In West Virginia taxi cabs are not as prevalent as in other states, but the fact remains that if and when you travel in a taxi cab, there is always the possibility of getting in an accident. In fact, according to one report, the number of taxicab-related accidents is high – about 4,000-5,000 per year. In any given year, typically 71% or taxi accidents resulted in injury to passengers. 13% caused severe injuries to pedestrians and 7% harmed bicyclists. There are a number of substantive reasons why passengers that are involved in an taxicab accident are at higher risk for personal injury, including:
- Taxi passengers are less likely to wear seat belts and as a result, when an accident or collision occurs, they are more prone to be injured.
- Taxicab drivers are often pressed for time, in particular by requests from passengers to drive faster or take shorter routes, and therefore are often prone to take more risks when it comes to decision making.

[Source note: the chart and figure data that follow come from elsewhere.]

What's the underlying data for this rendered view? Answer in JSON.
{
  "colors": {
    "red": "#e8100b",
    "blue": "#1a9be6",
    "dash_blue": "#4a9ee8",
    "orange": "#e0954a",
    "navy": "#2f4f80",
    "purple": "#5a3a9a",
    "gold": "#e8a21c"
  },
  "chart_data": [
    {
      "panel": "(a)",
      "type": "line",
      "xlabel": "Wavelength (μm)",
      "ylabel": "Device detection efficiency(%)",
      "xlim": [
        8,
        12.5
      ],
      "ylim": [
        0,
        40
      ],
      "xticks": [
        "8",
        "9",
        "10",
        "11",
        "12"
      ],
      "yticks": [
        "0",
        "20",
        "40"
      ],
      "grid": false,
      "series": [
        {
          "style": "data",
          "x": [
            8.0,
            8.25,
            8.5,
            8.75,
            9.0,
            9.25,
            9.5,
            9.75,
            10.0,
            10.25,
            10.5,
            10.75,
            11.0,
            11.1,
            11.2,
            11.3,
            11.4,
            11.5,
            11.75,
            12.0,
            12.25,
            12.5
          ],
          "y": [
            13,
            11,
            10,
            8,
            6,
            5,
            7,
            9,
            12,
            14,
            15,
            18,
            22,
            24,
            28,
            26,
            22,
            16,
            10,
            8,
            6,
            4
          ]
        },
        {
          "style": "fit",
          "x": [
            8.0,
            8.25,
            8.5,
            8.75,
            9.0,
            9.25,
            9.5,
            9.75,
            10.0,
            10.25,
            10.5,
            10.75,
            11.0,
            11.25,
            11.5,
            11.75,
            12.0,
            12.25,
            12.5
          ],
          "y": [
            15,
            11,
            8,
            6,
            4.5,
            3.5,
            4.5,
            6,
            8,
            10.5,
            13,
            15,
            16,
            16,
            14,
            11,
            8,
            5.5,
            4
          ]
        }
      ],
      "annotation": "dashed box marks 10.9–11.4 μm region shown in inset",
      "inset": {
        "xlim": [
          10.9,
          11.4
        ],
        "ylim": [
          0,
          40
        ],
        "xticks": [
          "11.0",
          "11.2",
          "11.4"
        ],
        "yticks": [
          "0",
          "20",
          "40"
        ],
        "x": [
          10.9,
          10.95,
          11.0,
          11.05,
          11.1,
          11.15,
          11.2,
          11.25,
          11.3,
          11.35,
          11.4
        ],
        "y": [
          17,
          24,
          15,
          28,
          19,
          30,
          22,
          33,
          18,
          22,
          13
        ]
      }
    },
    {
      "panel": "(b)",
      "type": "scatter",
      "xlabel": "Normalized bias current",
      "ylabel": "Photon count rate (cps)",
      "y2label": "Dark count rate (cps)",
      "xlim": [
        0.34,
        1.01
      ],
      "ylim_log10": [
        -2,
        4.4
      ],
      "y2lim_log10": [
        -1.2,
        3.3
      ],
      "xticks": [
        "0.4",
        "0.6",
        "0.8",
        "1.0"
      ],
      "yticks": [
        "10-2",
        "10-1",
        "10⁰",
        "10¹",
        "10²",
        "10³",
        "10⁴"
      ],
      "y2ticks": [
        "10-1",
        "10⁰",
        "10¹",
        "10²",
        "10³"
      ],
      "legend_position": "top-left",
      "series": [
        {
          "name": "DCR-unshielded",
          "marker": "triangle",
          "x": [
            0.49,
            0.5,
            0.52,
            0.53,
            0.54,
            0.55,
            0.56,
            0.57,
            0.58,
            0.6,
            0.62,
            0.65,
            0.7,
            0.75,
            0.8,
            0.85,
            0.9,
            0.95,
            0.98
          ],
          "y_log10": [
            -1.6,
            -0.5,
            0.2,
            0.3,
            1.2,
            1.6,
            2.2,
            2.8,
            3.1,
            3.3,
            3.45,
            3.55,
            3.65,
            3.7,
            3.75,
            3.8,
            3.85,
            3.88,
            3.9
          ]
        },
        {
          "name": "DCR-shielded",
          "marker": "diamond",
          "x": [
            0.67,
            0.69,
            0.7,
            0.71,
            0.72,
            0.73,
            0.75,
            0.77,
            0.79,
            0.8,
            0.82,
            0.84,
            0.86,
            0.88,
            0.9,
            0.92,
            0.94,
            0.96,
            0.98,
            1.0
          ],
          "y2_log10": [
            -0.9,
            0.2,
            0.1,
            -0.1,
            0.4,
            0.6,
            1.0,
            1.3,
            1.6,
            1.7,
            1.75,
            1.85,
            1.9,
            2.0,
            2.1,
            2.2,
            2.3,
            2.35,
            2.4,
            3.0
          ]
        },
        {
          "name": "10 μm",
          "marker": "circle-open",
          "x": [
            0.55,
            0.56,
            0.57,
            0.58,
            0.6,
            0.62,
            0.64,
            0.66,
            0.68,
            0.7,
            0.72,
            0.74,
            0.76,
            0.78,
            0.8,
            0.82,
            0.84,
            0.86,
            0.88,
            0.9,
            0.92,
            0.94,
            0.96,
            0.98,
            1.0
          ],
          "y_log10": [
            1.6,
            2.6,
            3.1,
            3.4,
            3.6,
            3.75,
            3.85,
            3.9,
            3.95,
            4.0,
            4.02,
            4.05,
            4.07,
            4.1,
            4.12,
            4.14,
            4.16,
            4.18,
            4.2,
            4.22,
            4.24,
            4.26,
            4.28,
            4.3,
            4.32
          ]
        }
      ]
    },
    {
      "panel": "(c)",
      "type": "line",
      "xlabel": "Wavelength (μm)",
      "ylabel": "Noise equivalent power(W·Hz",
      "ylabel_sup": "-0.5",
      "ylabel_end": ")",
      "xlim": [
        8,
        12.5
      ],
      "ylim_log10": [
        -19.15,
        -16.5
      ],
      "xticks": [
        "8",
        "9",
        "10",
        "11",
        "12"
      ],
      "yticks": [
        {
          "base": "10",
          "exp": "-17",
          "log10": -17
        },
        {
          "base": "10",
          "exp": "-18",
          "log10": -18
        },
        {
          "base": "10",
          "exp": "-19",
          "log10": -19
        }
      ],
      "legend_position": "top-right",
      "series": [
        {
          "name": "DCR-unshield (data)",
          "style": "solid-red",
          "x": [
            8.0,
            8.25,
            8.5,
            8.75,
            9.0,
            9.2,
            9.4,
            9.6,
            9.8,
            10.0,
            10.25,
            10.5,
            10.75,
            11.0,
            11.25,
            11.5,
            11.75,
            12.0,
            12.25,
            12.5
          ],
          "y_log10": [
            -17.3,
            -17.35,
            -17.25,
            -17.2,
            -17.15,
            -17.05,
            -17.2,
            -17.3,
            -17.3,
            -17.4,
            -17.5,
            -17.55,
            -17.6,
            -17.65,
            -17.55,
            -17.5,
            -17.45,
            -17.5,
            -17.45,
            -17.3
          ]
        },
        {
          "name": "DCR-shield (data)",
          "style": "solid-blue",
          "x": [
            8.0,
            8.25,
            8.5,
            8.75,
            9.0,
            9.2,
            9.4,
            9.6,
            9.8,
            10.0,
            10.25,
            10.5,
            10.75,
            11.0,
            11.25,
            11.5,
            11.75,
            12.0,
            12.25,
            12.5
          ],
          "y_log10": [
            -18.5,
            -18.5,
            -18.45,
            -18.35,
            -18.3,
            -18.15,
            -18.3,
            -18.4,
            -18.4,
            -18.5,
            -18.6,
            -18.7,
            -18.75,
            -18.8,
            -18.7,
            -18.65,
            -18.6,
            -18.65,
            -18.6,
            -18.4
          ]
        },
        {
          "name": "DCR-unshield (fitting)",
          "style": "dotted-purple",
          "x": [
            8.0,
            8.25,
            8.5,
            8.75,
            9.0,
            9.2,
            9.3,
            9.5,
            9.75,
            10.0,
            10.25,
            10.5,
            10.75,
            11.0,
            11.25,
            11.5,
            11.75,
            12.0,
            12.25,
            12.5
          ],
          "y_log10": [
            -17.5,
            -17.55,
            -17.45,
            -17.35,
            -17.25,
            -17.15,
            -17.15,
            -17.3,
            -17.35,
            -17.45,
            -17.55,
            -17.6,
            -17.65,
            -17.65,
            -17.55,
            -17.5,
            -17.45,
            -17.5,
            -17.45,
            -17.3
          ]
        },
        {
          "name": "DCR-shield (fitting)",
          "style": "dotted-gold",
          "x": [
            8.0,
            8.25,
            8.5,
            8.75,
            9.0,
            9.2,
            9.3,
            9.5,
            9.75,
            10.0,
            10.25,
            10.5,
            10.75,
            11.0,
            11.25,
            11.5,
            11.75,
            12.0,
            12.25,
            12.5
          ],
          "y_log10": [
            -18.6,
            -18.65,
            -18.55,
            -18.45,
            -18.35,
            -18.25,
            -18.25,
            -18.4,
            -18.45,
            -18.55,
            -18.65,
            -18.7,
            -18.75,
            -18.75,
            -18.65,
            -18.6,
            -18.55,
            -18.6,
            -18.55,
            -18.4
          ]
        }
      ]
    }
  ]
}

- The plastic barrier or divider that separates the taxicab driver from the passenger is also potentially a significant cause of injuries, especially when passengers collide with the barrier upon impact.
- The collisions or accidents involving taxicabs generally tend to involve higher rates of speed.
If you are injured in a taxicab accident, you must prove a number of things in order to substantiate your claim. As one article notes, “to recover from the taxicab company, a person who was injured in a taxi due to the driver’s negligence must prove that the driver was the company’s agent, servant, employee, or coparticipant in a joint venture.” This requires that the passenger demonstrate that the taxicab driver is part of a franchise that is regulated pursuant to the state safety and licensing laws, where “in many jurisdictions proof that the company holds the franchise, permit, or license necessary for operation of the taxicab will establish the company’s liability.”
The passenger is also required to demonstrate a particular ownership of the cab by the cab company. “Ownership of the taxi by the cab company is also relevant to establishing an agency relationship [and] ownership implies possession and control, and if the company has the right to possess and control the taxicab, it has means of exercising control over the taxicab driver [and] thus, if the company owns the cab and furnishes it to the driver, the driver is usually considered to be an employee rather than an independent contractor, and the company can be vicariously liable for the actions of its employees.” Accidents involving taxicabs tend to be fairly complicated and require the guidance of a legal practitioner to assist the injured victim appropriately navigate the various personal injury issues involved.